Yemeklerde ekmek yerine bazen pilav yiyorlar. Pilav olmadığında ise, küçük tandır ekmekleri var. Görüntüsü harika. Fasulye gibi yemeklere de alışıyoruz.
Oranın şartlarında mükellef diyebileceğimiz bir kahvaltıdan sonra, iş başa düşüyor. Ayarlanan rikşalarla yola düşüyoruz. Ikına sıkıla veya utana sıkıla rikşalara biniyoruz. Önce insanların çektiği faytona binmeyi delikanlılığın raconuna yakıştıramıyoruz. Ama onların da, bizim de fazla yapacak bir şeyimiz yok. Sistem öyle işliyor. Onlar para kazanacaklar, biz de rikşaya bineceğiz. Ama beni çeken çocuk doğrusu çok çelimsizdi. O biraz kanıma dokundu, ama dediğim gibi çaresizdik.
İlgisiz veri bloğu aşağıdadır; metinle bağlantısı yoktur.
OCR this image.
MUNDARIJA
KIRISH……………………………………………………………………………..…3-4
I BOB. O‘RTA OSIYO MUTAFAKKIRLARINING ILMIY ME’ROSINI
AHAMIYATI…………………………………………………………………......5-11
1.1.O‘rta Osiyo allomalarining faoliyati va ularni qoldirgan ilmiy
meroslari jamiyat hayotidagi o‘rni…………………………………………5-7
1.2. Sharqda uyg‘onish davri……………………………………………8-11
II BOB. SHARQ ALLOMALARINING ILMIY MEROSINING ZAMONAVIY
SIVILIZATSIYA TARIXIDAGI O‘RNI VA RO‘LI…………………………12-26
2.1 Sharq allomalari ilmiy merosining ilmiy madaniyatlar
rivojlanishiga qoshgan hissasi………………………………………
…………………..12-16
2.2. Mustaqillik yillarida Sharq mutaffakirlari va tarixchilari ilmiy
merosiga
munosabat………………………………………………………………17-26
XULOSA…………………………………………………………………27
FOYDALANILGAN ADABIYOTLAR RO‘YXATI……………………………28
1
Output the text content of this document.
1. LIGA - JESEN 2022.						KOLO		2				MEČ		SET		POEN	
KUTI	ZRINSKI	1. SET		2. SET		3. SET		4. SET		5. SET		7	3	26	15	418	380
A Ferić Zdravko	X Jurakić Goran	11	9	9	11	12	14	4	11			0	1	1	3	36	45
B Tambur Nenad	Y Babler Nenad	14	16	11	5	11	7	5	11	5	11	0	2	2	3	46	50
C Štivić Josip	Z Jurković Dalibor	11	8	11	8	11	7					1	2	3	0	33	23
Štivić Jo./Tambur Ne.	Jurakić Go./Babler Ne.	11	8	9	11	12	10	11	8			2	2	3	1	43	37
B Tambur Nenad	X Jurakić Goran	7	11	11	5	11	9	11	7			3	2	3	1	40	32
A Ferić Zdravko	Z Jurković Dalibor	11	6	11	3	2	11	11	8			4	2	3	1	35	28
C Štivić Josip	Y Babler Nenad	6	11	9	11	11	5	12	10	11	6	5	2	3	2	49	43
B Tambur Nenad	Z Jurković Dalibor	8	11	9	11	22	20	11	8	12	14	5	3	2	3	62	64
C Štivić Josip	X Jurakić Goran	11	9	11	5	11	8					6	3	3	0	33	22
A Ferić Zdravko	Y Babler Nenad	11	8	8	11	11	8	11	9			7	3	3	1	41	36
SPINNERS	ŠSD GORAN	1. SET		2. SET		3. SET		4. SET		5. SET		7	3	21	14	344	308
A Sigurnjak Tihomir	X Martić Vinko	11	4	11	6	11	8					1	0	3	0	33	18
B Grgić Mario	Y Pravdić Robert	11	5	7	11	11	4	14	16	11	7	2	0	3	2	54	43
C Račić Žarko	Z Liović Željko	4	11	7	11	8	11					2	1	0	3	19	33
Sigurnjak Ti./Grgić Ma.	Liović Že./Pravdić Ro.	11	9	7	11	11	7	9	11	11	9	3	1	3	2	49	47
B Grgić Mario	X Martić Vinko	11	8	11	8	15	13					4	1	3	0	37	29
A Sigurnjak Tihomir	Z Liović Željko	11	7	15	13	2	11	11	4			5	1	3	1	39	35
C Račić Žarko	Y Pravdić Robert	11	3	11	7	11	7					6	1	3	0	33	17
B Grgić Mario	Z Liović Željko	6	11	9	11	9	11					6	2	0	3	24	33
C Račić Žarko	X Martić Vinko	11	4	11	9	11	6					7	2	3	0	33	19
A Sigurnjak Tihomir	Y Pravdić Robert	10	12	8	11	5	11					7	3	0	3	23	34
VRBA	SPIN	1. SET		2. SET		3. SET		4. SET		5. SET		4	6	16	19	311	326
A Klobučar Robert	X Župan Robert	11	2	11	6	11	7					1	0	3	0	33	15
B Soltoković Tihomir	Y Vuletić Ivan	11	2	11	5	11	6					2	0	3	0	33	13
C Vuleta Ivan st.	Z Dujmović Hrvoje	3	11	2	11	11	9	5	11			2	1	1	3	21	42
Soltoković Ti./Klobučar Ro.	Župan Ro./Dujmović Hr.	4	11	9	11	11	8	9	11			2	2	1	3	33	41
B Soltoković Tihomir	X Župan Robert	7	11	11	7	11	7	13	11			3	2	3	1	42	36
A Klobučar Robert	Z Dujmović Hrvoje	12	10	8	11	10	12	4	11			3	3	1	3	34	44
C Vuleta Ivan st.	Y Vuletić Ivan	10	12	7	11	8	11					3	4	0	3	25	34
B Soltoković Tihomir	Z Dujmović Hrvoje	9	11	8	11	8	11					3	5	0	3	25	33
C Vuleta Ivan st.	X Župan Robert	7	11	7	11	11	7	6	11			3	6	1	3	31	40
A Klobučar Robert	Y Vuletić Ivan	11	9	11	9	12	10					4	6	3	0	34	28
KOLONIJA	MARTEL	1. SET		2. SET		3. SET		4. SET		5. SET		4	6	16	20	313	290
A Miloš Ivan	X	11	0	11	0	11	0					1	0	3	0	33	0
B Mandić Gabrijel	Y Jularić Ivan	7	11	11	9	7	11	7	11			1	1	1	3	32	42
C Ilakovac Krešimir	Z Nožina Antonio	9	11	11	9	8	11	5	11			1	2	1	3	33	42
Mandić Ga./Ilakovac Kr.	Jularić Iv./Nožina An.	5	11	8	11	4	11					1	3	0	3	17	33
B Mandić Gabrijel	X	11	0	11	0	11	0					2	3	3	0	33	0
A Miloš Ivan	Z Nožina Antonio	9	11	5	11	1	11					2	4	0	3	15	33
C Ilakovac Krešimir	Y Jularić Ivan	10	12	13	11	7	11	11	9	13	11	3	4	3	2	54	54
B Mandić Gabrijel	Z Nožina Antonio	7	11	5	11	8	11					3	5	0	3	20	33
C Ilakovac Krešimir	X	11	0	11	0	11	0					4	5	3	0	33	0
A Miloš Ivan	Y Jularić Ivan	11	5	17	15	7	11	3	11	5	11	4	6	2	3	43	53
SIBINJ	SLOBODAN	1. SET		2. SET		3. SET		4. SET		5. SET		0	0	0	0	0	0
Yakında bulunan Cemaat-ı İslâmî’nin yetimhanesine gittik. Buralarda en açık ve en organize cemaat, Mevdudi’nin kurmuş olduğu Cemaat-ı İslâmî.
Ziyaret ettiğimiz yetimhanede küçük bir tören yapmışlar. IHH’nın finanse ettiği su tulumbalarını ve malzemelerini teşhir ediyorlar. Ortalıkta keçiler de var.
Törende Cemaat-ı İslâmî’nin yerel temsilcisi ve hükümet komiseri de var. Bizden de bir konuşma yapmamızı istiyorlar. Yaradana sığınarak dilimizin döndüğünce bir konuşma irad ediyoruz.
Törenden sonra bizim için küçük bir yemek ziyafeti tertip etmişler. Çeşitli kurabiyeler ve pastalar var. Meyveleri de unutmayalım. Hem yiyor, hem de munis insanlarla sohbet ediyoruz.
İlk defa ülkenin millî meyvası Jackfruit ile tanışıyoruz. Size nasıl anlatsam? Ağaçta yetişen bir karpuz veya kabak diyebilirim. Kocaman devâsâ bir meyve. İçinde yüzlerce dilimi var ve bu dilimlerin içinden de kocaman çekirdekler çıkıyor.
Yetimhane dönüşünde jackfruit ağaçları ile birlikte muzları görüyoruz. Burada Hindistan cevizi de bol. Misafirhane ile yetimhane arasında Bangladeş’e yakından bir gözatma imkânımız oldu. Bu küçük gezinti ile birlikte, bu küçük coğrafyanın 140 milyonluk bir ülkeyi nasıl oluyor da besleyebildiğini yakından görüyoruz.